Consano may be out of business by May if a decision is not reached by the commission immediately, Focken said.
“Currently there are five retail establishments and having the ability for both medical and adult will provide consumers choices,” Focken said. “Hopefully this will prevent any illegal distribution of a product that is untested and unregulated.”
Alex Ludwiczak, a Consano employee, also shared his worries for the future of the business and the future of Mount Pleasant's cannabis industry.
“Consano is not failing because of the products we offer. Consano is not failing because of the prices we offer those products at. Consano is not failing due to a lack of demand,” Ludwiczak said. “We’re not failing... we’re being choked out.”
"If some day Consano closes its doors having never seen a recreational license the one thing I would like to be perfectly clear is that we have not failed, the system has failed us," Ludwiczak said.
Gerald Griffin, resident of Mount Pleasant and president of GMG Public Affairs Consulting, suggested an alternative to reciprocity. Griffin is not opposed to the idea, but fears legal issues will result for awarding recreational licenses to existing businesses without a competitive process.
Under Michigan Regulation and Taxation of Marihuana Act (MRTMA) a municipality may limit the number of marijuana establishment licenses. However, if the municipality chooses to do this then the “the municipality shall decide among competing applications by a competitive process intended to select applicants who are best suited to operate in compliance with (MRTMA) within the municipality.”
Griffin instead recommends removing the cap on the number of licenses altogether.
“If you seem to think that there's going to be 15 or 20 dispensaries, this is not going to be the case. It's a business just like anything else,” Griffin said. “We’re going to look at the market to see if it would support it.
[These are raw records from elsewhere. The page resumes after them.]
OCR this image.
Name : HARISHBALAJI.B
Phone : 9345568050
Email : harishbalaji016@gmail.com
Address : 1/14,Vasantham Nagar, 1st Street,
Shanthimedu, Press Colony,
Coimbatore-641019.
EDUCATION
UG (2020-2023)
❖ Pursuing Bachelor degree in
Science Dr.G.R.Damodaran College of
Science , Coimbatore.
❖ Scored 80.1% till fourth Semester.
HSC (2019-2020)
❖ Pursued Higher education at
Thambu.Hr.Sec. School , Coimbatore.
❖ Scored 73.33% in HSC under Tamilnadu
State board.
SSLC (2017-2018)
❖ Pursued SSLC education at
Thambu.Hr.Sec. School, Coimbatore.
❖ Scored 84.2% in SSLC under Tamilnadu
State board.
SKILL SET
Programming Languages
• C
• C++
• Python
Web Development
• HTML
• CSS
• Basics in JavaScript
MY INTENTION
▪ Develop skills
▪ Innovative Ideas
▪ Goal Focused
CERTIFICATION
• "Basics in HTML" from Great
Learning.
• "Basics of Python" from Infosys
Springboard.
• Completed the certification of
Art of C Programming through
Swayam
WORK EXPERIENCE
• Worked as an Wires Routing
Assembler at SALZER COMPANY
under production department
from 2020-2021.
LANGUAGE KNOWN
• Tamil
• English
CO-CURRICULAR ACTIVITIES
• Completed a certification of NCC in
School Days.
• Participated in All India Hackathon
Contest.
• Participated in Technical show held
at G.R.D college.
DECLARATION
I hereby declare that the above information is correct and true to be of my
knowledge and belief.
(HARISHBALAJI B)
There's not 10 McDonald's here in Mount Pleasant and there's a lot more customers for McDonald's than there are for marijuana.”
When the discussion came back to the commission, it saw a backpedal from the reciprocity plan.
“My recommendation of this item is to not move forward with reciprocity,” City Manager Aaron Desentz said. “This recommendation is because of the legal risk and because of that possibility we can find ourselves in court continuing to fight a number of court cases.”
Commissioner Maureen Eke motioned that the commission wait to vote so the planning commission can have time to create a new plan involving the removal of the cap on licensing.
The motion was carried and the vote was postponed.
“If I am hearing this correctly, I’m assuming (City Planner) Jacob (Kain) would have done the research instead of dragging our feet yet again,” Focken said. “Consano will be closing, if you shelf (the decision). Consano will be closing.”
Broadway Central decision revisited
After receiving feedback from the community about their disapproval of the commission's decision to cancel Broadway Central, Commissioner Mary Alsager reopened discussion on their options.
Broadway Central was an initiative that closed a portion of Broadway Street to traffic as a response to COVID-19. For the past two years, Broadway Central provided a space for community members to gather and socially distance.
Despite opposing the street closure at first, Commissioner George Ronan voiced that he would not be opposed entirely as long as there is more activity.
“I don’t think the city staff coordinated it in a way it needed to be done,” Ronan said. “For two years we’ve done this and there were just no activities. You’d go there at night and it would just be sad.”
Eke agreed that activities could bring the space to life and build “a sense of community”.
Commissioner Elizabeth Busch did not like the idea of cutting the program entirely, and instead advocated that it should be improved.
“I’d also like to reach out to the community,” Ronan said. “I’m very excited. I was really thrilled to get those emails but let's take it a step further.”
Vice Mayor Olivia Cyman moved to request further information from city staff regarding possible events and working with local businesses.
The motion passed and will be discussed in more detail at a future meeting.